A Resolução 2919, publicada ontem no Diário Oficial do município, traz a seguinte redação: “Constatado que dados cadastrais inseridos pelo Projeto Atualiza estejam em desacordo com as características reais do bem, serão revistos de ofício, os lançamentos complementares efetuados até 2016, como resultado do referido projeto, e o correspondente lançamento ordinário de 2017, desde que se revelem incorretos em função dos dados equivocados.”

Em nota, a assessoria de imprensa da secretaria esclareceu que o contribuinte pode, a qualquer tempo, contestar valores de IPTU. “A resolução 2919 apenas permite que os lançamentos do IPTU de 2017 também sejam contestados por meio da apresentação de documentação simplificada, conforme estabelecido na Resolução n° 2910. Os que desejarem realizar a contestação apresentando apenas aquela versão reduzida da documentação têm até 31 de março para fazê-lo”, diz o texto.

Muitos moradores de bairro da Zona Oeste se queixam da revisão do valor em seus carnês do impostoFoto do leitor

“Apenas aqueles cuja revisão de ofício for deferida total ou parcialmente, a SMF disponibilizará guia para pagamento do imposto com nova data de vencimento. O comunicado será entregue até o dia 31 de julho. Os contribuintes que não receberem nova cobrança até esta data devem pagar o tributo nos prazos indicados nas guias originais”, completa a nota.
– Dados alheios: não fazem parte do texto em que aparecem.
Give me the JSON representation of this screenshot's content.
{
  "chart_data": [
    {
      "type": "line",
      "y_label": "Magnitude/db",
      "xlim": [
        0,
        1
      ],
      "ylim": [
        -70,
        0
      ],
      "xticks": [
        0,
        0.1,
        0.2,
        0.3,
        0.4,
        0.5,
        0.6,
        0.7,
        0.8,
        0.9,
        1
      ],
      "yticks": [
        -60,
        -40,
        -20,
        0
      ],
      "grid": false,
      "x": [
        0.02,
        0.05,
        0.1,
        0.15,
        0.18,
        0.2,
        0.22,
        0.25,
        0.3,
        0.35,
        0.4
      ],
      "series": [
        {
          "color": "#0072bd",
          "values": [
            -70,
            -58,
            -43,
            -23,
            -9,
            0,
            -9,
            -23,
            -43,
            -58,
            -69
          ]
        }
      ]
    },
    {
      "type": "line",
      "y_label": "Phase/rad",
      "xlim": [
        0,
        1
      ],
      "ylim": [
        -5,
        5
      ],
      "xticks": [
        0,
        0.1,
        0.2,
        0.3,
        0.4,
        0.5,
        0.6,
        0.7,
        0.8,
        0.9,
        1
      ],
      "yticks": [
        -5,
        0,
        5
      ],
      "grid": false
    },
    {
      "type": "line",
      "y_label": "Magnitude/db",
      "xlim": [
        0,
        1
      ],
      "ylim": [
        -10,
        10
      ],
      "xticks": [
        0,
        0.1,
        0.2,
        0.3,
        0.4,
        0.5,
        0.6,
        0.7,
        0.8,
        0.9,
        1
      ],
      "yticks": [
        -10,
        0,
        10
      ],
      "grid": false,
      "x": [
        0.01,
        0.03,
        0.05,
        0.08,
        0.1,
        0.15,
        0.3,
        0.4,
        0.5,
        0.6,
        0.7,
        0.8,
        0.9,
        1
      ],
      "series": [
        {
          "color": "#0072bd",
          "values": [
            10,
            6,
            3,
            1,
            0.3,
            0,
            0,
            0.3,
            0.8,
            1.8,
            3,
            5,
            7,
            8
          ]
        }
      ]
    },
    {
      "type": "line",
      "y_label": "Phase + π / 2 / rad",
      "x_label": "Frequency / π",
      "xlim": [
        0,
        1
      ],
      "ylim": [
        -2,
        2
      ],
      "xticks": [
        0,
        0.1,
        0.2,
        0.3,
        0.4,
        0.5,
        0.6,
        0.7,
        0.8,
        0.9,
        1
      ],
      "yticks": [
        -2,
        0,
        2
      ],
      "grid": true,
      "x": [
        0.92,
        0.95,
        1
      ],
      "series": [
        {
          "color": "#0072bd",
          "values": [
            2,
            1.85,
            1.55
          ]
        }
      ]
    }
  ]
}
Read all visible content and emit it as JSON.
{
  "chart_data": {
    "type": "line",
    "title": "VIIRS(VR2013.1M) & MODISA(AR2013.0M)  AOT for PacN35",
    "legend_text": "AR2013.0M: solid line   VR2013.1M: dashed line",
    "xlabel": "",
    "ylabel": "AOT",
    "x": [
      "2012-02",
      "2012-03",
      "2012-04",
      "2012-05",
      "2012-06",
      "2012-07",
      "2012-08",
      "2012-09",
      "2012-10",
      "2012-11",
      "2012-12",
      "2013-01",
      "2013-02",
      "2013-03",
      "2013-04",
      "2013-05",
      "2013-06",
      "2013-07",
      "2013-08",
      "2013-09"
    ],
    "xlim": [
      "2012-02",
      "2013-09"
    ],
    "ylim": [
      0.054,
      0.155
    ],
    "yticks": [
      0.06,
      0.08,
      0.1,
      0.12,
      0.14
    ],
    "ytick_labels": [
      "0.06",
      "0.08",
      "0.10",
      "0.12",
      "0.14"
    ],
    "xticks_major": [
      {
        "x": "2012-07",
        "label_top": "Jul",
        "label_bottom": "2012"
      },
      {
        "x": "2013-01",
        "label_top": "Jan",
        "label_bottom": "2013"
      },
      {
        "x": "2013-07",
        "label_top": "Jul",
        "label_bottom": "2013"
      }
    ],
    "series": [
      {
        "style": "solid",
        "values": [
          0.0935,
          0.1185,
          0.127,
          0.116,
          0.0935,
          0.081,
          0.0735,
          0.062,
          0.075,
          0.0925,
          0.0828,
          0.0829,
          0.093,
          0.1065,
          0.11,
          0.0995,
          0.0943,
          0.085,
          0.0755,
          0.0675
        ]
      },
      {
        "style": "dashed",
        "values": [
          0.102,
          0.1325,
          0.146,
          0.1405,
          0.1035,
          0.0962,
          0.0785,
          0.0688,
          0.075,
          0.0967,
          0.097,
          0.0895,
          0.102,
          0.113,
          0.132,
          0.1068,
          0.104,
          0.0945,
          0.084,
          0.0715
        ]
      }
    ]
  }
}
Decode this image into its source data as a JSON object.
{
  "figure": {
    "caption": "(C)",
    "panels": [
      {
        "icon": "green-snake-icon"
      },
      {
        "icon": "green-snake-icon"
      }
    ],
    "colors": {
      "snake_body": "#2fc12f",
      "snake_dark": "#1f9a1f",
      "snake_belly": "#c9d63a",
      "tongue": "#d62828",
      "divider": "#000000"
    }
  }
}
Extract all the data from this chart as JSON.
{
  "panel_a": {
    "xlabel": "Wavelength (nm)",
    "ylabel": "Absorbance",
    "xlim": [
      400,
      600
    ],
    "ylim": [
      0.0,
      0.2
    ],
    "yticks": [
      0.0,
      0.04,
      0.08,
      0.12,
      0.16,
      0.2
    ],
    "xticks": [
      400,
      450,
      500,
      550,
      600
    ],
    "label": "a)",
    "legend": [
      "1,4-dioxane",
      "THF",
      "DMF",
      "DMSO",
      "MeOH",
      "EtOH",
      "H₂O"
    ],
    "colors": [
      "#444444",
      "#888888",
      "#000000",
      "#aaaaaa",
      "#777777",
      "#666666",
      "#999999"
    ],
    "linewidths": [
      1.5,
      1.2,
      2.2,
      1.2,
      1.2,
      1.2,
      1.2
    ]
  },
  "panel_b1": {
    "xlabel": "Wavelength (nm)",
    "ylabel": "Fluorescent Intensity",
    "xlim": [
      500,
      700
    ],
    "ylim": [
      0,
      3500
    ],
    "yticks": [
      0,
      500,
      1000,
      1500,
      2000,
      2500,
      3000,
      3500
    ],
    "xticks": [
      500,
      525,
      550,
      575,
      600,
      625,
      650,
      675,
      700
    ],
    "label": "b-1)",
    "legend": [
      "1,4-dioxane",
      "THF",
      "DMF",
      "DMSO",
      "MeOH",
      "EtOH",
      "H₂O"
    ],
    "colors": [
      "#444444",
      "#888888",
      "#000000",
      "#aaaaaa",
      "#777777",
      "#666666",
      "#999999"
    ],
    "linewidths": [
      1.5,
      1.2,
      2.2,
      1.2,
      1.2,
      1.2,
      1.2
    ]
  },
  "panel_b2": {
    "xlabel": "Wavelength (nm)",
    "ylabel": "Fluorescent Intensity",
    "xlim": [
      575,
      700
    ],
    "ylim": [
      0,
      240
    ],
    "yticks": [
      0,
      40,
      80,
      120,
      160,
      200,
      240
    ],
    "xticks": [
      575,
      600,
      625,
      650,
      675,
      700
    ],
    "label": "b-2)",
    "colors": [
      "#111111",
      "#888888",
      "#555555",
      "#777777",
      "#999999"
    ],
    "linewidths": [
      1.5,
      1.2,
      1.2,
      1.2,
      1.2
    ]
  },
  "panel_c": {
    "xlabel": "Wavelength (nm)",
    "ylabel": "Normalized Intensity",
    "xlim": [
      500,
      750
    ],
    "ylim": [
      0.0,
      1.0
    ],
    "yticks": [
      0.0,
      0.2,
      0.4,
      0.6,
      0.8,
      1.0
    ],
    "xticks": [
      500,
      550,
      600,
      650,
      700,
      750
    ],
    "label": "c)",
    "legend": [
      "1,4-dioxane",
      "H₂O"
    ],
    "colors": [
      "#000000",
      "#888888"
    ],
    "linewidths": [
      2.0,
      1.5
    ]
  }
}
O deputado estadual Jorge Felippe Neto (DEM), que entrou com representação no Ministério Público Estadual pedindo a revisão dos valores cobrados e a anulação do retroativo embutido no IPTU, informou que obteve do MP a garantia de, a partir de segunda-feira, atender os contribuintes que se consideram lesados, por meio de força-tarefa.

“Por essa resolução de hoje (ontem), a prefeitura admite a possibilidade de erros em carnês. O promotor Rodrigo Terra já disse estar empenhado para montar uma força-tarefa no Núcleo de Tributação do MP para rever casos”, afirmou Jorge Felippe.

Previsão é de arrecadação de R$ 2,6 bi

Este ano, segundo a SMF, aproximadamente 1,28 milhão de carnês de IPTU foram emitidos, com os quais o Governo Marcelo Crivella espera arrecadar cerca de R$ 2,6 bilhões. Nas redes sociais e associações de moradores, as reclamações quanto a possíveis erros de cobranças chama a atenção.

Ontem o morador de Campo Grande, na Zona Oeste, Wanderlei Salci da Silva, de 55 anos, que tem doença crônica, e que recebeu cobrança de R$ 13 mil, sendo que sempre teve isenção, disse estar esperançoso quanto a revisão do valor.

“ Tem algo muito errado.Nem parcelando em dez vezes conseguirei pagar”, lamenta Wanderlei, que precisa de transplante de fígado. “A possibilidade de revisão de dados, traz mais segurança aos contribuintes”, comenta o presidente da Associação de Moradores de Santíssimo, Sebastião de Moraes.